More kids are dying of drug overdoses. Could pediatricians do more to help?

Martha Bebinger, WBUR | KFF Health News (TNS)

A 17-year-old boy with shaggy blond hair stepped onto the scale at Tri-River Family Health Center in Uxbridge, Massachusetts.

After he was weighed, he headed for an exam room decorated with decals of planets and cartoon characters. A nurse checked his blood pressure. A pediatrician asked about school, home life, and his friendships.

This seemed like a routine teen checkup, the kind that happens in thousands of pediatric practices across the U.S. every day — until the doctor popped his next question.
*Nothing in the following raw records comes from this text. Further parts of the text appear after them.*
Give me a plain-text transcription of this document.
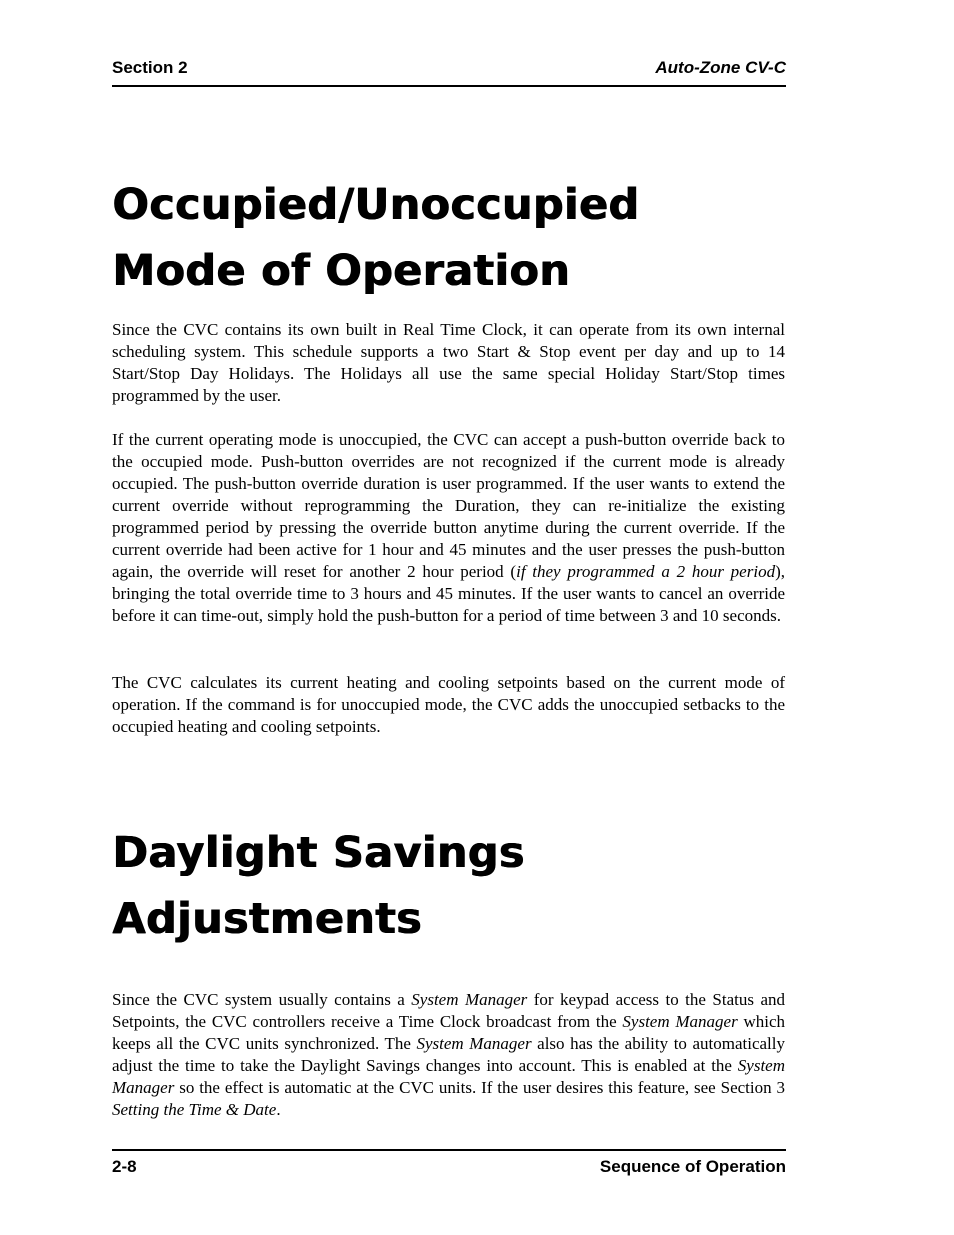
Section 2	Auto-Zone CV-C
Occupied/Unoccupied
Mode of Operation

Since the CVC contains its own built in Real Time Clock, it can operate from its own internal scheduling system. This schedule supports a two Start & Stop event per day and up to 14 Start/Stop Day Holidays. The Holidays all use the same special Holiday Start/Stop times programmed by the user.

If the current operating mode is unoccupied, the CVC can accept a push-button override back to the occupied mode. Push-button overrides are not recognized if the current mode is already occupied. The push-button override duration is user programmed. If the user wants to extend the current override without reprogramming the Duration, they can re-initialize the existing programmed period by pressing the override button anytime during the current override. If the current override had been active for 1 hour and 45 minutes and the user presses the push-button again, the override will reset for another 2 hour period (if they programmed a 2 hour period), bringing the total override time to 3 hours and 45 minutes. If the user wants to cancel an override before it can time-out, simply hold the push-button for a period of time between 3 and 10 seconds.

The CVC calculates its current heating and cooling setpoints based on the current mode of operation. If the command is for unoccupied mode, the CVC adds the unoccupied setbacks to the occupied heating and cooling setpoints.

Daylight Savings
Adjustments

Since the CVC system usually contains a System Manager for keypad access to the Status and Setpoints, the CVC controllers receive a Time Clock broadcast from the System Manager which keeps all the CVC units synchronized. The System Manager also has the ability to automatically adjust the time to take the Daylight Savings changes into account. This is enabled at the System Manager so the effect is automatic at the CVC units. If the user desires this feature, see Section 3 Setting the Time & Date.

2-8	Sequence of Operation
“Any cravings for opioids at all?” asked pediatrician Safdar Medina. The patient shook his head.

“None, not at all?” Medina said again, to confirm.

“None,” said the boy named Sam, in a quiet but confident voice.

Only Sam’s first name is being used for this article because if his full name were publicized he could face discrimination in housing and job searches based on his prior drug use.

Medina was treating Sam for an addiction to opioids. He prescribed a medication called buprenorphine, which curbs cravings for the more dangerous and addictive opioid pills. Sam’s urine tests showed no signs of the Percocet or OxyContin pills he had been buying on Snapchat, the pills that fueled Sam’s addiction.

“What makes me really proud of you, Sam, is how committed you are to getting better,” said Medina, whose practice is part of UMass Memorial Health.

The American Academy of Pediatrics recommends offering buprenorphine to teens addicted to opioids. But only 6% of pediatricians report ever doing do, according to survey results.

In fact, buprenorphine prescriptions for adolescents were declining as overdose deaths for 10- to 19-year-olds more than doubled. These overdoses, combined with accidental opioid poisonings among young children, have become the third-leading cause of death for U.S. children.

“We’re really far from where we need to be and we’re far on a couple of different fronts,” said Scott Hadland, the chief of adolescent medicine at Mass General for Children and a co-author of the study that surveyed pediatricians about addiction treatment.